Warisan SBY lainnya adalah komunikasi langsung antara Presiden RI dengan rakyat melalui berbagai saluran komunikasi mulai dari PO. BOX, SMS hingga wahana media sosial seperti Youtube, Facebook dan Twitter. Tak ada lagi sekat antara presiden dan rakyat, meski lalu lintas percakapan di media sosial tidak interaktif, namun keputusan SBY bergabung di jejaring sosial mencatatkan dirinya sebagai presiden RI pertama yang memiliki akun media sosial.

Politik pencitraan yang kerap dituduhkan kepada SBY melahirkan tradisi demokrasi baru, pada 2004 SBY merupakan salah satu politisi pertama yang mempercayai fungsi survei kuantitatif sebagai instrumen politik. Tidak hanya untuk memenangkan Pilpres, melainkan juga guna mengukur efektivitas dan memonitor kepuasan publik terhadap kebijakan pemerintah. Sebagai jenderal ahli strategi, SBY melangkah secara terukur dan mengkalkulasi secara presisi, selama kepemimpinan SBY survei politik mewujud menjadi industri baru dalam kehidupan demokrasi.

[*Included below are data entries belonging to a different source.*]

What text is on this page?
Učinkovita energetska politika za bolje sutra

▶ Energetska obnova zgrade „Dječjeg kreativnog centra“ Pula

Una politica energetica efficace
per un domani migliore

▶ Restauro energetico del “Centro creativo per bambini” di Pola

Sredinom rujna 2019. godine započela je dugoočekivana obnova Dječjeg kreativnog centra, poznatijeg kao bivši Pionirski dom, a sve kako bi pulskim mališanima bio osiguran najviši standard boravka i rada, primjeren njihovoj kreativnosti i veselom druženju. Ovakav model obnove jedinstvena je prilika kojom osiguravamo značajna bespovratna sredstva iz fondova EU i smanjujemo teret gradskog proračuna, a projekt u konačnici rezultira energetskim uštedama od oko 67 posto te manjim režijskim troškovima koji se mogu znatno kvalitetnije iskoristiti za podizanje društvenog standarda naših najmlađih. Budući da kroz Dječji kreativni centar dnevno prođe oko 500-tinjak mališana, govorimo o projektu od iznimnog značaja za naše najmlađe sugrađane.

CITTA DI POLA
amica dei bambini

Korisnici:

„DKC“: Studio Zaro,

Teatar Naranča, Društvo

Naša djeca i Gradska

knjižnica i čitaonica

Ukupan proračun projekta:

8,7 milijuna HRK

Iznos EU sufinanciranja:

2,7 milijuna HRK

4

Di ujung kekuasaannya, SBY menciptakan tradisi baru berupa pelembagaan sikap kenegarawanan pemimpin nasional dalam wujud pisah sambut Presiden RI di Istana Negara. Didasarkan pada kenyataan sejarah presiden pendahulu dan penerus yang kerap ‘berjarak’ maka SBY berinisiatif memprakarsai tradisi baru tersebut. Ini merupakan ikhtiar dan itikad baik untuk membangun budaya demokrasi yang lebih elegan dan indah, karena sejatinya rakyat bahagia dan senang bilamana melihat para pemimpinnya berangkulan dan bergandengan tangan.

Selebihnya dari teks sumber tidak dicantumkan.